The purpose of this article and its accompanying video is to educate consumers and retailers on how to spot the differences between real and fake Trijicon MRO and RMR optics. I could start this article with something like “Imitation is the sincerest form of flattery, and Trijicon must be feeling very flattered…” but in reality, these fake optics hurt Trijicon, they hurt retailers, they hurt consumers, and they even hurt America. Allow me to explain.

Trijicon is hurt, of course, because consumers buy fakes thinking they’re getting the real thing, thus taking money away from Trijicon. Those consumers are hurt for an obvious reason – they pay too much for an optic they were told was of a certain quality, when in reality it isn’t. Retailers are hurt when unscrupulous people buy real optics, switch them for fakes in the box, then return the fakes for a full refund as cashiers and customer service counter folks often can’t tell the difference.

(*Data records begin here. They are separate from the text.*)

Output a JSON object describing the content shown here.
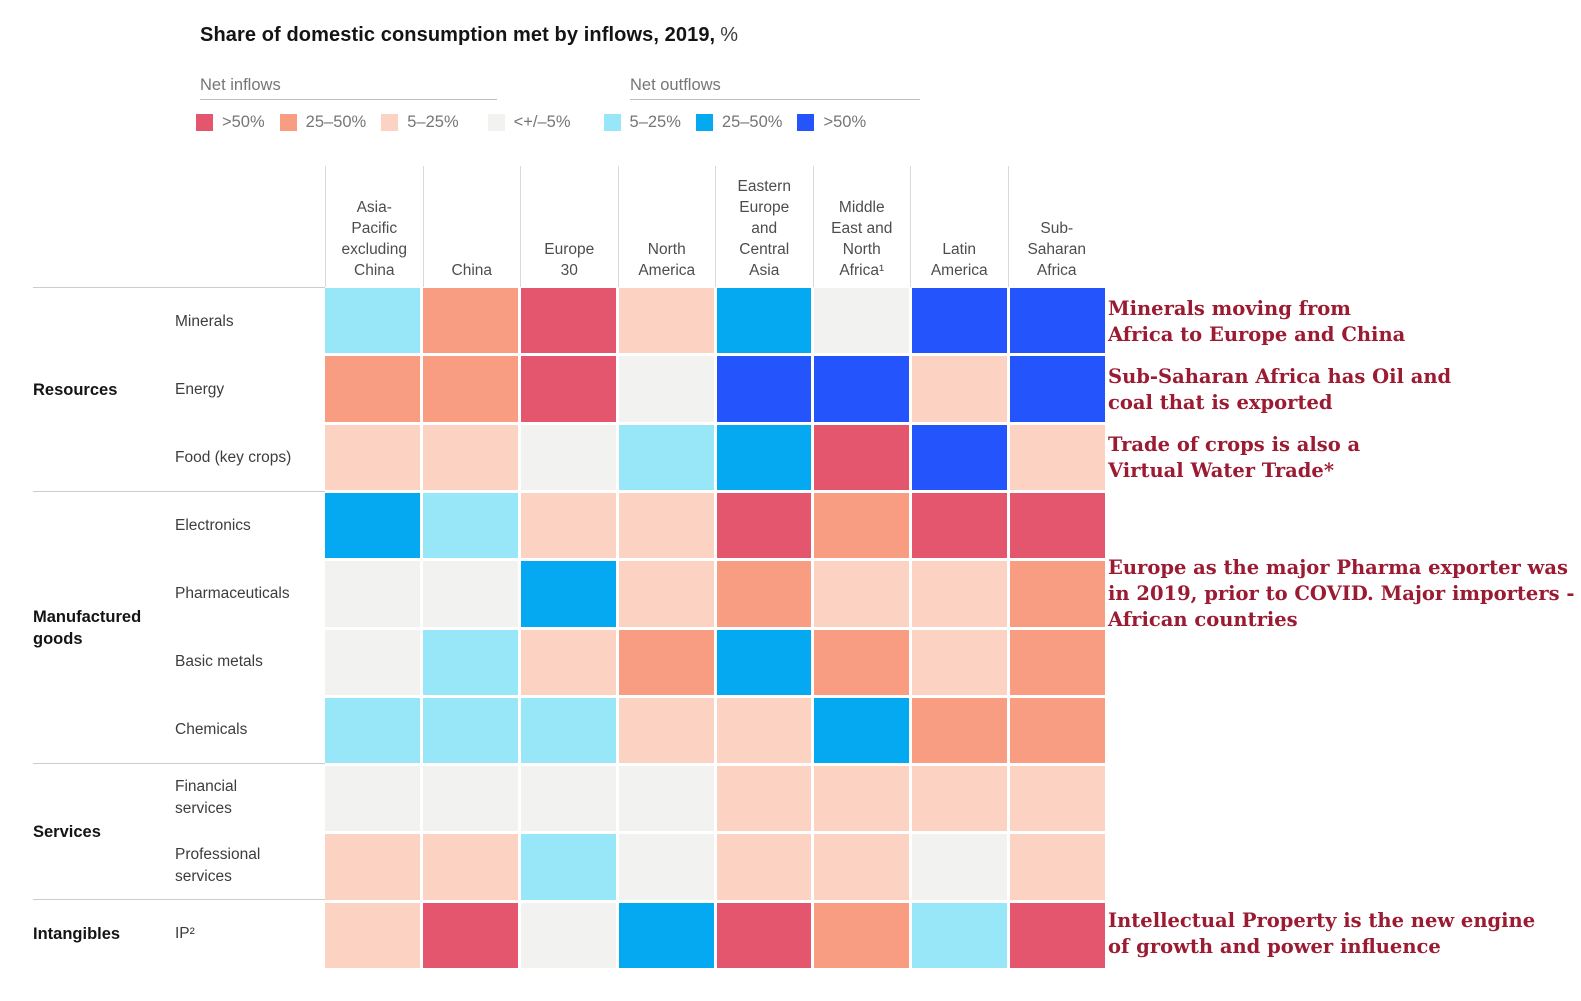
{
  "title": {
    "main": "Share of domestic consumption met by inflows, 2019,",
    "unit": "%"
  },
  "legend": {
    "inflows_label": "Net inflows",
    "outflows_label": "Net outflows",
    "items": [
      {
        "key": "in50",
        "label": ">50%"
      },
      {
        "key": "in25",
        "label": "25–50%"
      },
      {
        "key": "in5",
        "label": "5–25%"
      },
      {
        "key": "neu",
        "label": "<+/–5%"
      },
      {
        "key": "out5",
        "label": "5–25%"
      },
      {
        "key": "out25",
        "label": "25–50%"
      },
      {
        "key": "out50",
        "label": ">50%"
      }
    ]
  },
  "chart_data": {
    "type": "heatmap",
    "title": "Share of domestic consumption met by inflows, 2019, %",
    "legend_position": "top",
    "columns": [
      "Asia-\nPacific\nexcluding\nChina",
      "China",
      "Europe\n30",
      "North\nAmerica",
      "Eastern\nEurope\nand\nCentral\nAsia",
      "Middle\nEast and\nNorth\nAfrica¹",
      "Latin\nAmerica",
      "Sub-\nSaharan\nAfrica"
    ],
    "scale": {
      "in50": {
        "flow": "Net inflows",
        "range": ">50%",
        "color": "#e4566e"
      },
      "in25": {
        "flow": "Net inflows",
        "range": "25–50%",
        "color": "#f99d82"
      },
      "in5": {
        "flow": "Net inflows",
        "range": "5–25%",
        "color": "#fcd2c3"
      },
      "neu": {
        "flow": "Neutral",
        "range": "<+/–5%",
        "color": "#f2f2f1"
      },
      "out5": {
        "flow": "Net outflows",
        "range": "5–25%",
        "color": "#97e7f8"
      },
      "out25": {
        "flow": "Net outflows",
        "range": "25–50%",
        "color": "#04a9f2"
      },
      "out50": {
        "flow": "Net outflows",
        "range": ">50%",
        "color": "#2454fb"
      }
    },
    "row_groups": [
      {
        "group": "Resources",
        "rows": [
          {
            "label": "Minerals",
            "values": [
              "out5",
              "in25",
              "in50",
              "in5",
              "out25",
              "neu",
              "out50",
              "out50"
            ]
          },
          {
            "label": "Energy",
            "values": [
              "in25",
              "in25",
              "in50",
              "neu",
              "out50",
              "out50",
              "in5",
              "out50"
            ]
          },
          {
            "label": "Food (key crops)",
            "values": [
              "in5",
              "in5",
              "neu",
              "out5",
              "out25",
              "in50",
              "out50",
              "in5"
            ]
          }
        ]
      },
      {
        "group": "Manufactured\ngoods",
        "rows": [
          {
            "label": "Electronics",
            "values": [
              "out25",
              "out5",
              "in5",
              "in5",
              "in50",
              "in25",
              "in50",
              "in50"
            ]
          },
          {
            "label": "Pharmaceuticals",
            "values": [
              "neu",
              "neu",
              "out25",
              "in5",
              "in25",
              "in5",
              "in5",
              "in25"
            ]
          },
          {
            "label": "Basic metals",
            "values": [
              "neu",
              "out5",
              "in5",
              "in25",
              "out25",
              "in25",
              "in5",
              "in25"
            ]
          },
          {
            "label": "Chemicals",
            "values": [
              "out5",
              "out5",
              "out5",
              "in5",
              "in5",
              "out25",
              "in25",
              "in25"
            ]
          }
        ]
      },
      {
        "group": "Services",
        "rows": [
          {
            "label": "Financial\nservices",
            "values": [
              "neu",
              "neu",
              "neu",
              "neu",
              "in5",
              "in5",
              "in5",
              "in5"
            ]
          },
          {
            "label": "Professional\nservices",
            "values": [
              "in5",
              "in5",
              "out5",
              "neu",
              "in5",
              "in5",
              "neu",
              "in5"
            ]
          }
        ]
      },
      {
        "group": "Intangibles",
        "rows": [
          {
            "label": "IP²",
            "values": [
              "in5",
              "in50",
              "neu",
              "out25",
              "in50",
              "in25",
              "out5",
              "in50"
            ]
          }
        ]
      }
    ]
  },
  "annotations": [
    {
      "row": "Minerals",
      "lines": [
        "Minerals moving from",
        "Africa to Europe and China"
      ]
    },
    {
      "row": "Energy",
      "lines": [
        "Sub-Saharan Africa has Oil and",
        "coal that is exported"
      ]
    },
    {
      "row": "Food (key crops)",
      "lines": [
        "Trade of crops is also a",
        "Virtual Water Trade*"
      ]
    },
    {
      "row": "Pharmaceuticals",
      "lines": [
        "Europe as the major Pharma exporter was",
        "in 2019, prior to COVID. Major importers -",
        "African countries"
      ]
    },
    {
      "row": "IP²",
      "lines": [
        "Intellectual Property is the new engine",
        "of growth and power influence"
      ]
    }
  ]
}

You’re probably with me so far, but how about America? How is America hurt by fake optics? Well, as I was discussing the MRO emitter position with a Trijicon manager, an idea suddenly popped into my head. When people buy fake optics, they’re rewarding unscrupulous overseas companies and helping them produce better optics. These optic companies could then sell their new and improved products to just about anyone, including countries and organizations that would seek to do America and its people harm. These clone manufacturers are not like the European optics manufacturers that make quality products and compete above board. I try not to get on jingoistic soapboxes any more often than necessary, but I do see a real problem here.

Now, on to the meat and potatoes of the topic. When it comes to both optics- any fake optic, really – you’re looking for details.

Starting with the MRO, you need to pay attention to things like the forge lines, the fit of the adjustment mechanisms in the body of the optic, the font used to mark things such as “1 click = ½ MOA” and so on. The fake MRO we use as an example in the video has GENERIC CHINESE INSTRUCTION MANUAL FONT for some of its laser markings, while the real Trijicon optic, needless to say, does not.

The adjustment mechanisms on the real MRO are black and fit perfectly in the body of the optic, both in terms of being level with and parallel to an imaginary line on the surface of the body as well as being perfectly centered within the holes in the body, while the adjustment mechanisms on the fake are silver in color and are not level or centered. The real MRO has a forged housing/body with corresponding forge marks. The fake isn’t forged but has what almost appear to be file marks where the forge line would be, meaning they’re trying to make it look as if the forge line has actually been removed in some quality control or manufacturing step, but Trijicon always leaves it intact. It’s necessary for the fake to have file marks there because it’s not actually forged and thus doesn’t have that forge line to begin with.

The emitter on the MRO can be seen within the body of the optic at the rear and at approximately the 10:30 or 11 o’clock position as seen from the rear. Fakes can vary – some have it in this spot, but many place the emitter at the bottom of the optic, at the 6 o’clock position, including the one seen in the video.

You’ll also want to look for details like the embossed MADE IN USA on the left side of the body and the trademark and copyright symbols accompanying the embossed Trijicon MRO on the right side. The fake is missing these marks.

Inside the battery compartment, the fake has a font which almost looks like Comic Sans saying “Battery CR2032” – the real optic has no such markings. Also inspect the details here. A real optic exudes quality in manufacturing when you pop off the battery cap. A fake will give you little impressions here and there that something just isn’t quite right.

Moving on to the Trijicon RMR, we’re looking for many of the same things. The position of the adjustment mechanisms in the body and their being tool-less – this fake has allen wrench adjustment screws for windage and elevation – is a dead giveaway. So is the font with adjustment instructions. On this fake, MOA is a smaller font size than the rest of the sentence. The real optic maintains a consistent font and size.

Side by side, the windows of a real RMR are going to be thicker than that of a fake, generally speaking. You’ll also want to check serial numbers – often times the fakes all carry the same one, so if you’re looking at a big stack of optics at a gun show and they all have the same serial number, back away slowly.

On the underside, the RMR Tye 2 has a battery compartment with a cool “ninja star” design that Trijicon says will be hard to copy for a while. The real RMR (type 1) doesn’t have this, but like the MRO, the quality of the manufacturing and assembly work here as well as the font looks top notch, while the fake is devoid of markings beyond a minus sign – note that this is the opposite of the situation inside the battery compartment of the MRO – and generally gives an impression that it’s not been assembled by the A Team.

As mentioned above, the most crucial thing is to look for small details that just don’t seem right, however minor they may seem at first. It’s entirely possible that a fake optic manufacturer could watch this video or read this article and figure out how to make a better fake -but if they could make an optic truly as good as a Trijicon, they wouldn’t need to sell counterfeit optics, they could come up with their own design and sell it under their own name.

The only winners in the fake optic game are people you wouldn’t want to leave unattended around your children. Learn how to spot their tricks and you’ll be better prepared to keep yourself or your business from making a costly mistake.